Guerre en Ukraine : comment Kiev veut faire payer à la Russie les dommages environnementaux

Guerre en Ukraine : comment Kiev veut faire payer à la Russie les dommages environnementaux

C’est une autre bataille que l’Ukraine entend bien gagner. Alors que la guerre se poursuit dans l’est du pays, Kiev se prépare à traîner la Russie en justice. Son but ? Obtenir réparation pour les dommages environnementaux subis. Forêts incendiées, villes et cultures inondées, sans parler des millions de mines et de munitions dispersées au sol… La facture environnementale se monterait à 52 milliards de dollars, selon la Commission européenne. Et elle ne cesse de grimper. “La Russie devra répondre de ses actes. Elle a délibérément visé nos rivières, nos forêts et nos champs”, écrivait en août dernier Andriy Yermak, chef de cabinet du président Volodymyr Zelensky, dans une tribune publiée dans The Guardian.

Mais comment faire payer l’agresseur ? Si le Code pénal ukrainien inclut bien le délit d’écocide – la destruction massive de la flore et de la faune, l’empoisonnement de l’air ou de l’eau, ainsi que tout acte susceptible de provoquer une catastrophe environnementale -, faire valoir ce préjudice à l’échelle internationale s’apparente, pour l’heure, à une mission impossible. “L’écocide ne constitue pas une infraction pénale au regard du droit international. L’Ukraine souhaite y introduire cette notion en élargissant les compétences de la cour pénale internationale (CPI)”, explique Joanna Hosa, chercheuse au sein du programme Europe élargie du Conseil européen pour les relations internationales.

Aux Nations unies, les conditions semblent favorables pour lancer un débat. Car l’impact climatique des conflits ne peut plus être ignoré.

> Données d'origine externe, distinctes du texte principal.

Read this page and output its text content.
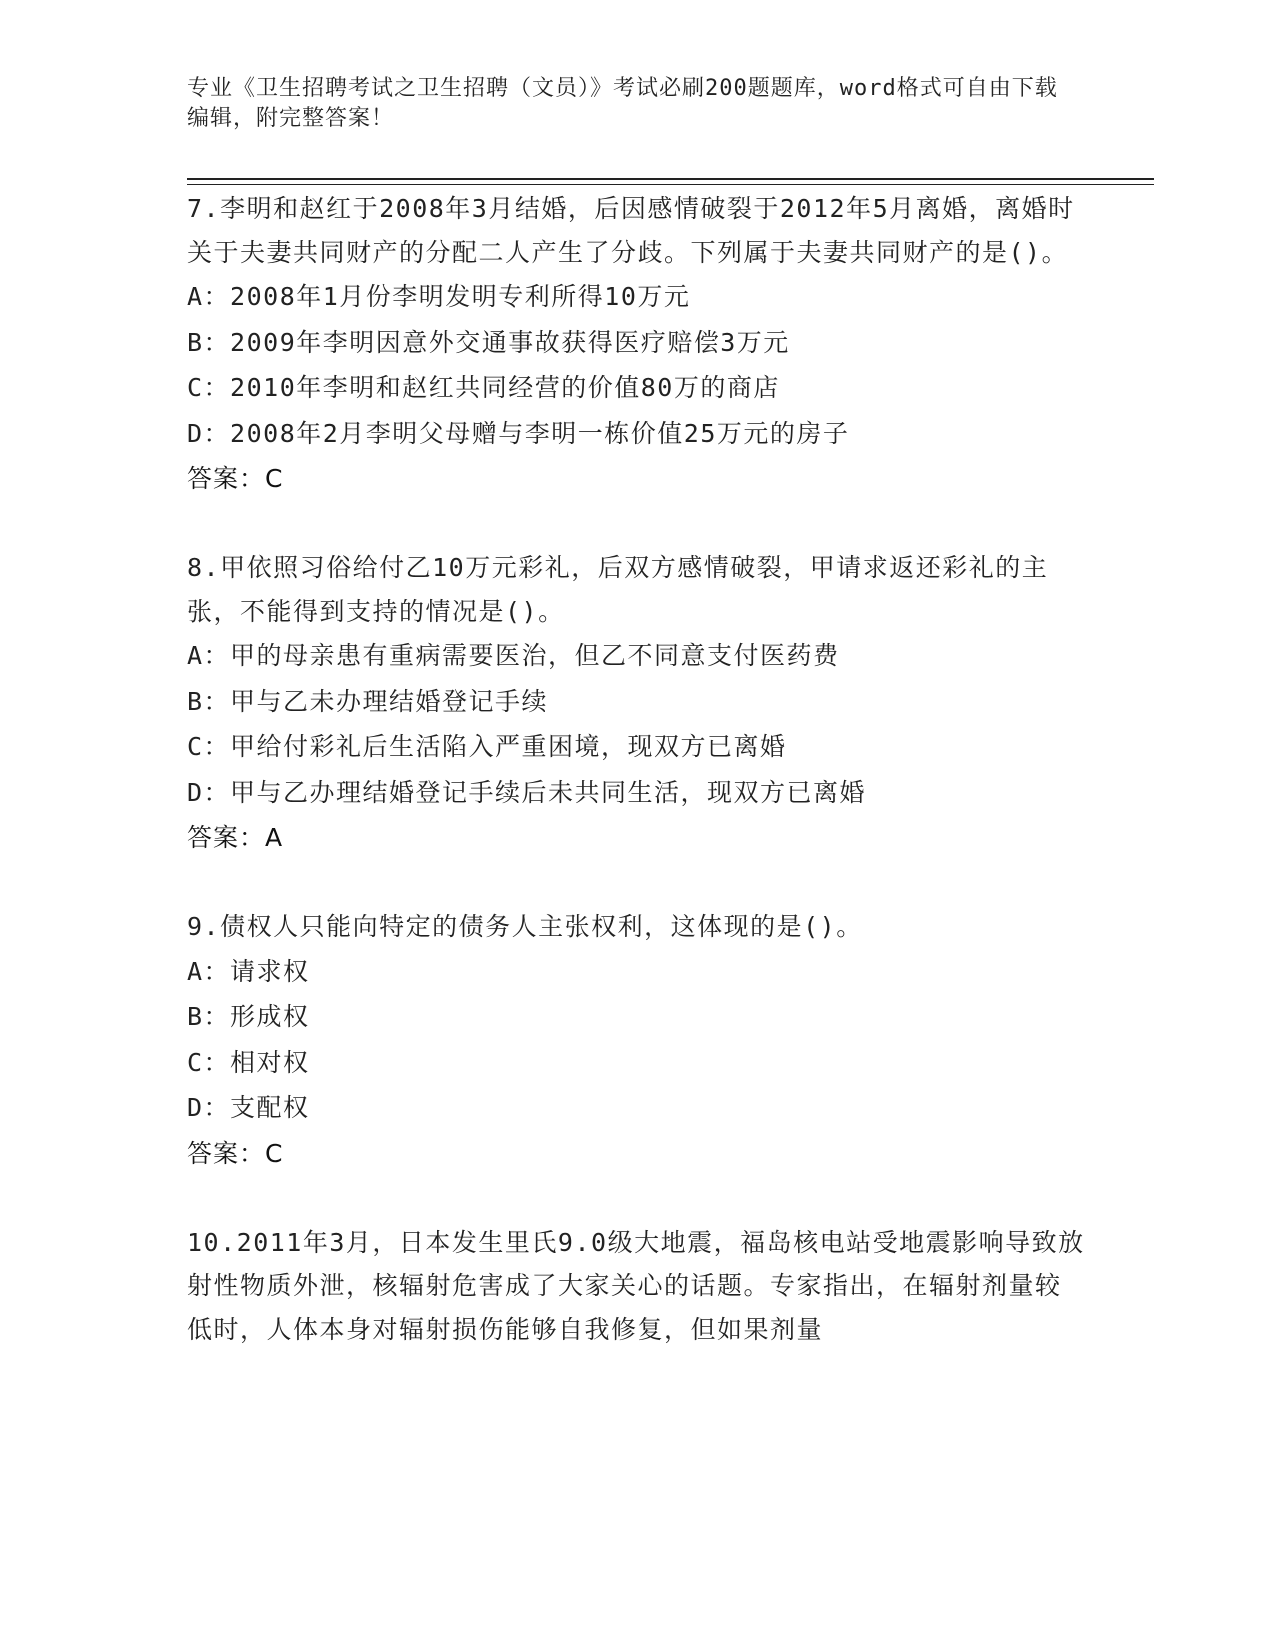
专业《卫生招聘考试之卫生招聘（文员）》考试必刷200题题库，word格式可自由下载编辑，附完整答案！

7.李明和赵红于2008年3月结婚，后因感情破裂于2012年5月离婚，离婚时关于夫妻共同财产的分配二人产生了分歧。下列属于夫妻共同财产的是()。

A：2008年1月份李明发明专利所得10万元

B：2009年李明因意外交通事故获得医疗赔偿3万元

C：2010年李明和赵红共同经营的价值80万的商店

D：2008年2月李明父母赠与李明一栋价值25万元的房子

答案：C

8.甲依照习俗给付乙10万元彩礼，后双方感情破裂，甲请求返还彩礼的主张，不能得到支持的情况是()。

A：甲的母亲患有重病需要医治，但乙不同意支付医药费

B：甲与乙未办理结婚登记手续

C：甲给付彩礼后生活陷入严重困境，现双方已离婚

D：甲与乙办理结婚登记手续后未共同生活，现双方已离婚

答案：A

9.债权人只能向特定的债务人主张权利，这体现的是()。

A：请求权

B：形成权

C：相对权

D：支配权

答案：C

10.2011年3月，日本发生里氏9.0级大地震，福岛核电站受地震影响导致放射性物质外泄，核辐射危害成了大家关心的话题。专家指出，在辐射剂量较低时，人体本身对辐射损伤能够自我修复，但如果剂量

Avant de porter sa demande en justice, l’Ukraine doit toutefois accumuler le plus de données possibles. C’est justement la mission d’Ecodozor, une plateforme internet développée par l’ONG suisse Zoï, en collaboration avec le Programme des Nations unies pour l’environnement et l’Organisation pour la sécurité et la coopération en Europe. Déjà, cette plateforme aurait répertorié plus de 29 000 cas de dégradations dues aux activités militaires. “Il est toutefois très compliqué d’évaluer précisément le coût d’une guerre”, déclare Pierre Vauthier, chef du bureau Ukraine au sein de l’Organisation des Nations unies pour l’alimentation et l’agriculture (FAO). Comme il n’existe aucune norme internationale pour mesurer les dommages écologiques causés par les conflits, les chiffres peuvent en effet être contestés. Se pose, aussi, la question de la responsabilité. Qui doit payer pour les dégâts quand les deux camps s’accusent de les avoir causés ? “Le combat juridique de l’Ukraine promet d’être difficile, confirme Julie Fabreguettes, avocate associée du cabinet VingtRue. Admettons que l’on parvienne à élargir le champ d’action de la CPI, ce nouvel outil ne serait sans doute pas appliqué tout de suite. Pis, il ne serait peut-être pas rétroactif.”

S’armer de patience

Autre difficulté, la CPI ne possède pas sa propre police. Elle dépendrait donc de la coopération des Etats pour extrader les responsables d’armées ou d’entreprises à l’origine de dégâts environnementaux. Comment procéder, dans ces conditions, avec la Russie, qui n’en est pas membre ? “L’Ukraine pourrait se raccrocher à des textes existants pour tenter de faire payer Moscou”, suggère Sarah Becker, également avocate associée du cabinet VingtRue et spécialiste en droit de l’environnement. Mais il faudrait qu’elle prouve qu’elle a subi des dommages “délibérés, étendus, durables et manifestement excessifs”. Des termes vagues ouvrant la porte à des discussions sans fin.

“Il n’existe aucune voie juridique internationale viable pour demander réparation et, peut-être plus important encore, aucune volonté de la part de la Russie de prendre en compte ces demandes”, soulignent les experts de l’Institut international de recherche sur la paix de Stockholm dans une note récente. Mais il y a un espoir. “Certes, une compensation financière de la part de la Russie n’est pas réaliste tant que Vladimir Poutine reste au pouvoir. La saisie des avoirs russes gelés ouvre toutefois de nouvelles perspectives. De même, si le gouvernement russe change à l’avenir, il pourrait être davantage disposé à indemniser l’Ukraine”, espère Joanna Hosa. D’ici là, Kiev va devoir s’armer de patience.